En cas de vacances de la maison ou de chômage d’établissement commerciaux et industriels, les propriétés peuvent obtenir la remise ou la modération de la contribution foncière assise sur ces immeubles, lorsqu’il est établi que la vacance ou le chômage, qu’ils soient totaux ou partiels, sont indépendants de l’inoccupation a été de six mois consécutifs. Le point de départ de cette période est le premier jour du mois suivant l’ouverture de la vacance ou du chômage. Les réclamations pour vacances de maison ou chômage d’établissements commerciaux et industriels doivent être adressées au Directeur des Contributions Diverses dans le mois qui suit l’expiration de la période pour laquelle le dégrèvement est susceptible d’être obtenu. Lorsqu’un immeuble ayant déjà fait l’objet d’un précédent dégrèvement continue à être inhabité ou inexploité, le propriétaire ne peut reproduire utilement sa demande qu’après l’expiration d’une nouvelle période d’inoccupation ou de chômage de six mois. Toutefois si la vacance ou l’inexploitation viennent à cesser au cours d’une période de six mois suivants celle pour laquelle un dégrèvement a déjà été accordé, la réclamation sera recevable pour la fraction de période de vacances ou d’inexploitation dans le mois qui suivra la cessation de celle-ci.

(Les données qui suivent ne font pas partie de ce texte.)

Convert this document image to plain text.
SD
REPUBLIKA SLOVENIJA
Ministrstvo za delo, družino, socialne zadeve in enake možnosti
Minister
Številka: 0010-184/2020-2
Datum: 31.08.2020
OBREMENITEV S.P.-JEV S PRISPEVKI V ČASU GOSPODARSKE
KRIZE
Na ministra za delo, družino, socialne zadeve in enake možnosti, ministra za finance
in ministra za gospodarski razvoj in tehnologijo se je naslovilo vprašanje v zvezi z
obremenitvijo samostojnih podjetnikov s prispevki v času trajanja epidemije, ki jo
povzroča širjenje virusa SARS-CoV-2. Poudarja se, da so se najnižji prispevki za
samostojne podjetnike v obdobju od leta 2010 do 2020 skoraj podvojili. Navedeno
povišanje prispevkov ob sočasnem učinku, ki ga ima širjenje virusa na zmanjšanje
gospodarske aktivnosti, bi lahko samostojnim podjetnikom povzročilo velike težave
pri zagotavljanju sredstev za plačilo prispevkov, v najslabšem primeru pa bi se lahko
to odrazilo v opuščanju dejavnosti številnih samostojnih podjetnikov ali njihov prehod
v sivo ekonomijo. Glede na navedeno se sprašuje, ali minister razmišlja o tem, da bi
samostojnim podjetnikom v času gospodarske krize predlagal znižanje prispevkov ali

Dans le cas de destruction totale ou partielle ou démolition volontaire en cours d’année de leurs maison ou usines, les propriétaires peuvent demander la remise ou la modération de la contribution foncière frappant ces immeubles. Les demandes doivent être adressées au Directeur du Service des Contributions Diverses dans le mois de la destruction ou l’achèvement de la démolition. Le dégrèvement est accordé à partir du premier du mois suivant la destruction ou l’ouverture des travaux de démolition.

-Rôles, Exigibilité et Contentieux

Les rôles de la contribution foncière sont nominatifs ; ils sont établis par les agents du Service des Contributions Diverses. Ils sont soumis aux Commissions des Contributions Diverses qui arrêtent les valeurs imposables. Toutes omissions au rôle primitif et toute insuffisances constatées en cours d’année peuvent être réparées par voie de rôle supplémentaire. Les rôles sont rendus exécutoires et mis en recouvrement conformément aux règlements en vigueur. La Contribution foncière des propriétés bâties est payable en un terme dans les trois mois de la mise en recouvrement des rôles. Lorsque les impositions sont comprises dans un rôle émis après le 15 octobre de l’année de l’exercice, les cotisations sont payables dans les trente jours qui suivent la mise en recouvrement du titre de perception. Les mutations de côtes foncières sont effectuées à la diligence des parties intéressées. Elles peuvent cependant être appliquées d’office dans les rôles par les agents chargés de l’assiette, d’après les documents certains dont ils ont pu avoir communication. Tant que la mutation de côte n’a pas été faite, l’ancien propriétaire continue à être imposé au rôle, ses ayants-droits ou ses héritiers naturels peuvent être contraints au paiement de la contribution foncière, sauf leur recours contre le nouveau propriétaire. Les réclamations sont présentées, instruites et jugées comme en matière des contributions directes et conformément au régime financier de la République de Guinée. Elles ne sont recevables que si elles sont accompagnées de l’avertissement, d’un extrait du rôle, d’une sommation du Trésor, ou de toute autre pièce justificative.